I quarti di finale raggiunti a Sudafrica 2010 restano la piccola grande impresa nella storia calcistica del Ghana. Le Black Stars, arrivate a ridosso del nuovo appuntamento iridato - seconda qualificazione consecutiva e quinta partecipazione complessiva - senza il ct dopo l'esonero di Otto Addo, si sono affidate a un tecnico esperto e giramondo come Carlos Queiroz. Il portoghese, anche lui al quinto mondiale, è stato chiamato in corsa per spingere la nazionale del paese africano a brillare ai mondiali 2026.

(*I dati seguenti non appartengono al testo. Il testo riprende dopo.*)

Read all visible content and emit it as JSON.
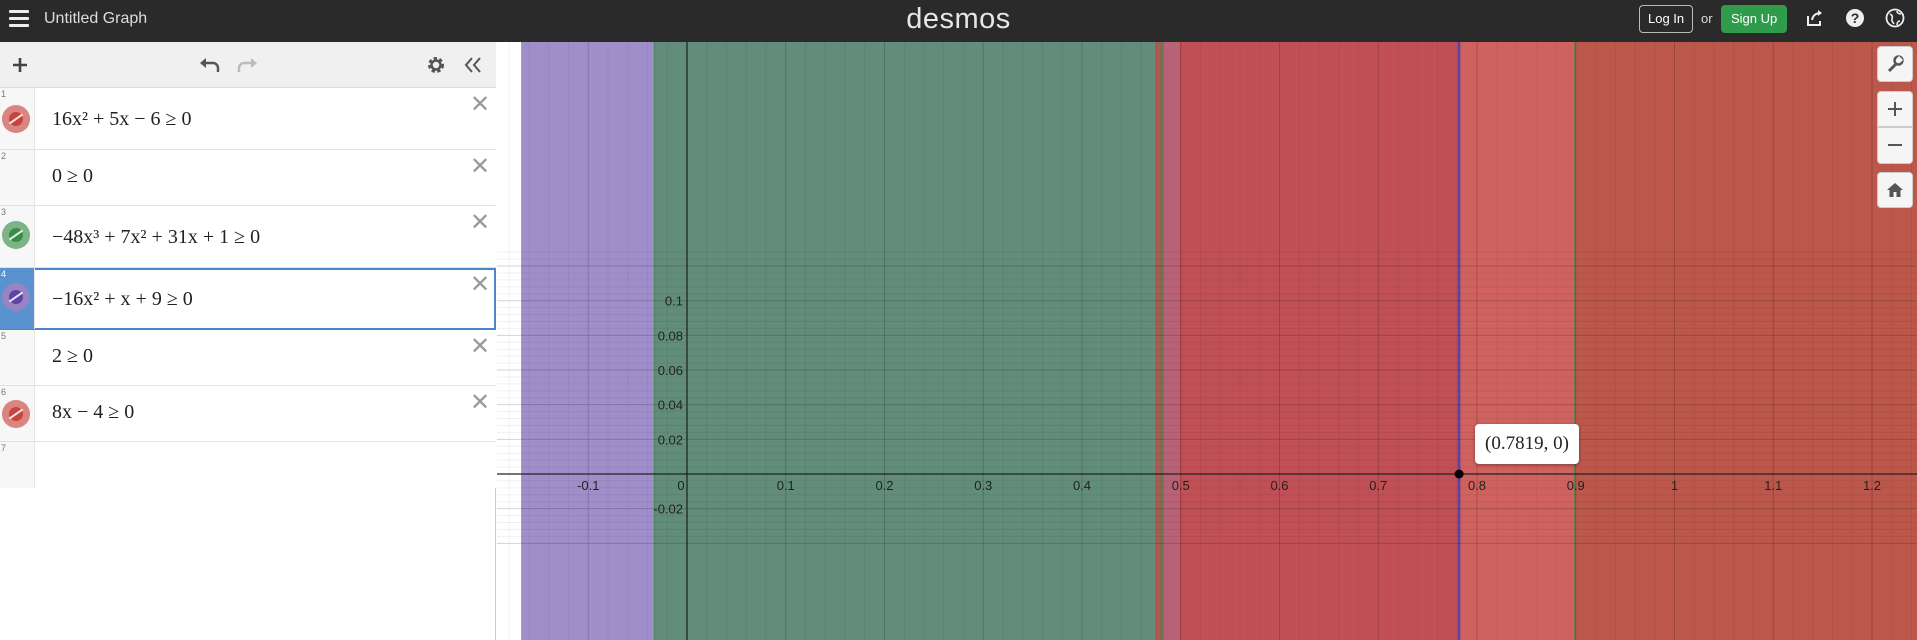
{
  "header": {
    "title": "Untitled Graph",
    "brand": "desmos",
    "login_label": "Log In",
    "or_label": "or",
    "signup_label": "Sign Up",
    "share_icon": "share-icon",
    "help_icon": "help-icon",
    "language_icon": "globe-icon"
  },
  "toolbar": {
    "add_icon": "plus-icon",
    "undo_icon": "undo-icon",
    "redo_icon": "redo-icon",
    "settings_icon": "gear-icon",
    "collapse_icon": "double-chevron-left-icon"
  },
  "expressions": [
    {
      "index": "1",
      "latex": "16x² + 5x − 6 ≥ 0",
      "color": "#c74440",
      "selected": false
    },
    {
      "index": "2",
      "latex": "0 ≥ 0",
      "color": null,
      "selected": false
    },
    {
      "index": "3",
      "latex": "−48x³ + 7x² + 31x + 1 ≥ 0",
      "color": "#388c46",
      "selected": false
    },
    {
      "index": "4",
      "latex": "−16x² + x + 9 ≥ 0",
      "color": "#6042a6",
      "selected": true
    },
    {
      "index": "5",
      "latex": "2 ≥ 0",
      "color": null,
      "selected": false
    },
    {
      "index": "6",
      "latex": "8x − 4 ≥ 0",
      "color": "#c74440",
      "selected": false
    },
    {
      "index": "7",
      "latex": "",
      "color": null,
      "selected": false
    }
  ],
  "graph": {
    "x_ticks": [
      "-0.1",
      "0",
      "0.1",
      "0.2",
      "0.3",
      "0.4",
      "0.5",
      "0.6",
      "0.7",
      "0.8",
      "0.9",
      "1",
      "1.1",
      "1.2"
    ],
    "y_ticks": [
      "0.1",
      "0.08",
      "0.06",
      "0.04",
      "0.02",
      "-0.02"
    ],
    "tooltip": "(0.7819, 0)",
    "point": {
      "x": 0.7819,
      "y": 0
    },
    "regions": [
      {
        "name": "purple",
        "from": -0.168,
        "to": 0.7819,
        "color": "#6042a6"
      },
      {
        "name": "green",
        "from": -0.033,
        "to": 0.482,
        "color": "#388c46"
      },
      {
        "name": "green",
        "from": 0.899,
        "to": 1.3,
        "color": "#388c46"
      },
      {
        "name": "red-quadratic",
        "from": 0.475,
        "to": 1.3,
        "color": "#c74440"
      },
      {
        "name": "red-linear",
        "from": 0.5,
        "to": 1.3,
        "color": "#c74440"
      }
    ],
    "zoom_in_icon": "plus-icon",
    "zoom_out_icon": "minus-icon",
    "home_icon": "home-icon",
    "wrench_icon": "wrench-icon"
  }
}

Obiettivo la fase ad eliminazione diretta

Dopo essersi arreso già ai gironi a Brasile 2014 e Qatar 2022, il Ghana punta a raggiungere la fase a eliminazione diretta: ad alzare l'asticella delle ambizioni i risultati più che confortanti nelle qualificazioni.

Il Ghana ha infatti dominato il gruppo I del torno africano, vincendo otto partite e perdendone solo una sulle dieci disputate, e così la nazionale allora allenata da Addo è riuscita a staccare il pass durante l’ultima giornata delle eliminatorie contro le Comore, grazie a un gol di Mohammed Kudus.

A trascinare i ghanesi a Usa 2026 è stato però Jordan Ayew, protagonista con sette reti: l'attaccante 34enne non ha invece compiuto il miracolo con la maglia della squadra di club, il Leicester sprofondato nella terza divisione inglese.